The face is broad and rounded with fleshy cheeks and a low
forehead. The eyes are fairly large and well spaced, and delicately
delineated by the lids and the fine arch of the eyebrows. The
mouth is small with relatively thin lips and a slight downward
turn at the corners. The chin is damaged but the break suggests
it was prominent; in profile the line between chin and throat
is soft and fleshy. The nose is almost entirely broken off but
the arched curve at its root is still visible. The hair is arranged
in two rows of loose ringlet curls framing the face but leaving
the ears free; from behind the ears the hair has been braided/twisted
and the gathered into a chignon at the nape of the neck. Two
locks of hair have escaped the braid and fall in
loose waves down over the shoulders. A band around the head
immediately behind the curls appears to have been left roughed
out, and the very crown of the head is only very summarily
worked to indicate the hair. The coiffure of ringlets framing
the face can be found in several portraits of the Julio-Claudian
period, but is particularly popular during the reigns of Caligula
and Claudius. Indeed, the chignon, shoulderlocks and the hair
pushed behind the ears are characteristic of the hairstyles
of Agrippina the Younger. Some parallels for the arrangement
of curls across the forehead can be found in the portraits of
this empress and in that of her mother, Agrippina the Older.

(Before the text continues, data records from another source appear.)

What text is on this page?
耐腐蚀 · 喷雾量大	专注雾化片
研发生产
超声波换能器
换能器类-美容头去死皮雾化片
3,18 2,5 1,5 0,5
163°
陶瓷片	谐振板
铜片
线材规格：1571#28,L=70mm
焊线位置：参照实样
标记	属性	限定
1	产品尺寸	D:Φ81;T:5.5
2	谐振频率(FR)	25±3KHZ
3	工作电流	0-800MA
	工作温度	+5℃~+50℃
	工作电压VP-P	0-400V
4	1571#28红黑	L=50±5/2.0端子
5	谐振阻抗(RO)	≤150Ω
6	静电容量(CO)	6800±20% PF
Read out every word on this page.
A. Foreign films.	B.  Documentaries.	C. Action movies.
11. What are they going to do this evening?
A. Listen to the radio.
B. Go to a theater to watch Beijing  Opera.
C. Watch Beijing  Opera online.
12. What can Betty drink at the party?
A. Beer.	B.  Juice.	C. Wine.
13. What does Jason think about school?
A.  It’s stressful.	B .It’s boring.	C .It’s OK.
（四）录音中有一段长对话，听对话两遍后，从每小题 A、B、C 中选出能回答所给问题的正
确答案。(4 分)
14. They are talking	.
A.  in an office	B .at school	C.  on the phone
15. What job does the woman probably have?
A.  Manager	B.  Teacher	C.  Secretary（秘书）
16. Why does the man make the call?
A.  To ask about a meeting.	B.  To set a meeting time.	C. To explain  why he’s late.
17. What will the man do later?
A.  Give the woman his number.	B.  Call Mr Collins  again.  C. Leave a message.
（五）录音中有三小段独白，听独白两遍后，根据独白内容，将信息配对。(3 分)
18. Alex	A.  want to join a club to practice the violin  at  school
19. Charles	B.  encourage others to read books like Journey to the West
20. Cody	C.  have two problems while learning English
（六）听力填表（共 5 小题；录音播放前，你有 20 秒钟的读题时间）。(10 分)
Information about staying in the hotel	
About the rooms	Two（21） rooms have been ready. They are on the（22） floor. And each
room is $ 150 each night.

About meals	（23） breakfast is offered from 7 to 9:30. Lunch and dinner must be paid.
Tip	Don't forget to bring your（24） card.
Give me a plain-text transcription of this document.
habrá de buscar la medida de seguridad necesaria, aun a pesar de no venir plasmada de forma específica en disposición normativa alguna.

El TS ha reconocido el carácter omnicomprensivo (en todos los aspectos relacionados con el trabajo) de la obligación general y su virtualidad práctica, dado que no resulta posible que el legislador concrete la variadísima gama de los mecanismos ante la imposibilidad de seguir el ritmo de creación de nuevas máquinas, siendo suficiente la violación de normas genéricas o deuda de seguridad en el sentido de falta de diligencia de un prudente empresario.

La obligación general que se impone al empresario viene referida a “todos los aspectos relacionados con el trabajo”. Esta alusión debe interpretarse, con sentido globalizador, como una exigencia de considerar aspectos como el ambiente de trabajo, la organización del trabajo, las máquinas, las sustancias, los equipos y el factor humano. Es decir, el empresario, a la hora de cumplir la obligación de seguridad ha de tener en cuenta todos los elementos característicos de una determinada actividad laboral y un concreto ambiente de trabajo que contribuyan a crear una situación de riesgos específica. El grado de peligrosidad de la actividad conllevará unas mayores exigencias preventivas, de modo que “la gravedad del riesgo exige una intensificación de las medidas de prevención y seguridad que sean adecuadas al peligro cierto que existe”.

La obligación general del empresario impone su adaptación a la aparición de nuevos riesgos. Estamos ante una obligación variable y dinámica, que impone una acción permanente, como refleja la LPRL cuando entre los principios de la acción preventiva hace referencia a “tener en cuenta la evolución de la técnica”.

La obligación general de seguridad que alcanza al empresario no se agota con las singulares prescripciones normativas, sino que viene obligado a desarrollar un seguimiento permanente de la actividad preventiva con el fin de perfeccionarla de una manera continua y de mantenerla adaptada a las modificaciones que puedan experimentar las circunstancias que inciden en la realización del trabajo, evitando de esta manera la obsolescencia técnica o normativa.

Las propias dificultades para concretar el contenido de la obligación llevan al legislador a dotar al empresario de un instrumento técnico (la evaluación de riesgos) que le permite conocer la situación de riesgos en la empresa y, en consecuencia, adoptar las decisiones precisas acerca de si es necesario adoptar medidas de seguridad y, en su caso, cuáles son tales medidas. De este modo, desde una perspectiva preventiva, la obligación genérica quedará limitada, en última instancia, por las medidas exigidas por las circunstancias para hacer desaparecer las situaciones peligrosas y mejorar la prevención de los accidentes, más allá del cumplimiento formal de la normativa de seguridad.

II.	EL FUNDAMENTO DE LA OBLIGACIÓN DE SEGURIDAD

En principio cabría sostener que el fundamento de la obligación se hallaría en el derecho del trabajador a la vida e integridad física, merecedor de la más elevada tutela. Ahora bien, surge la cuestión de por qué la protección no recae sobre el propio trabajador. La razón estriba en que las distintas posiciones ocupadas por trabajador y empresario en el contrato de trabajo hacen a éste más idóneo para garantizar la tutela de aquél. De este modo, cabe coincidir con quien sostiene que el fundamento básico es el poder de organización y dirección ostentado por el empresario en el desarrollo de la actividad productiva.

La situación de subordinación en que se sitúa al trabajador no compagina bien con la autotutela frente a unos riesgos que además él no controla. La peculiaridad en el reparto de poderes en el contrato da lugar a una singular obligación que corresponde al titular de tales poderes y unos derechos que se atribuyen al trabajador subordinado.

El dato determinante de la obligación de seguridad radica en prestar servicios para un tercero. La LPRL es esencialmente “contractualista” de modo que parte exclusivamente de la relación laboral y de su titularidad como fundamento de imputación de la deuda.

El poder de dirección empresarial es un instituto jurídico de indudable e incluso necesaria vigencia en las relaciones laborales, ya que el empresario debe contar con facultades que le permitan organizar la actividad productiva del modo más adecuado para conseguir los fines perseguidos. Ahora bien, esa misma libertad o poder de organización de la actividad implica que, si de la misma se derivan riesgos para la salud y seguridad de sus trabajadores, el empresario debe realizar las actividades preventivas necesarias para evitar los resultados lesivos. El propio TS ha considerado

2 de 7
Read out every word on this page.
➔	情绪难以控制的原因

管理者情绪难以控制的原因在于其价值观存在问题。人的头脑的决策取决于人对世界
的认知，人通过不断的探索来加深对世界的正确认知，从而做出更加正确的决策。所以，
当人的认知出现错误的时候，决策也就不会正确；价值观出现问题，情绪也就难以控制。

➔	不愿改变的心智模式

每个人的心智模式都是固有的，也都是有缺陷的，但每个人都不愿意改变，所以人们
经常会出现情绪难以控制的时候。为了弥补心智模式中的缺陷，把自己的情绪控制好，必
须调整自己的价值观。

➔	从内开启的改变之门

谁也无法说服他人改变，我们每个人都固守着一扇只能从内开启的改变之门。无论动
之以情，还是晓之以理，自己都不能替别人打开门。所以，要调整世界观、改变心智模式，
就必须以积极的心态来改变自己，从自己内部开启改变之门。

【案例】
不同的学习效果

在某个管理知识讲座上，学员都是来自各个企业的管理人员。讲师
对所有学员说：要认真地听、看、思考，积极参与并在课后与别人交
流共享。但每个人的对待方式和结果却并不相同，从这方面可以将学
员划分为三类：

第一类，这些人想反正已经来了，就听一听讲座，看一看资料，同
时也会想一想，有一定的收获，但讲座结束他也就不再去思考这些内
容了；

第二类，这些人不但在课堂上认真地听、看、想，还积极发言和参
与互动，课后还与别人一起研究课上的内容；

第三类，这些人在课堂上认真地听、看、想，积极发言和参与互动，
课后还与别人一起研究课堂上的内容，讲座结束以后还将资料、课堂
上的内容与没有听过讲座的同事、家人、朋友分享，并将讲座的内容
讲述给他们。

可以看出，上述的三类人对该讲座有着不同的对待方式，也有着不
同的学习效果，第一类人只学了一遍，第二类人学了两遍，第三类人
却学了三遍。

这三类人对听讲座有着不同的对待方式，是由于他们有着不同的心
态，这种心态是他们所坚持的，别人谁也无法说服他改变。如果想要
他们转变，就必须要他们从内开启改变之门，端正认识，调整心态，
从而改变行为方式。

[1] Though, the hairstyle of the younger Agrippina tends to
accentuate the centre parting of the hair more emphatically
than is the case in the Butrint portrait, the two small antithetical
curls on the forehead of the latter is another feature often
found in the portraits of the empress. The roughed out
band is suggestive and may indicate that the figure was originally
conceived as wearing a headdress or even a diadem; the latter
of which would have been indicative of imperial status.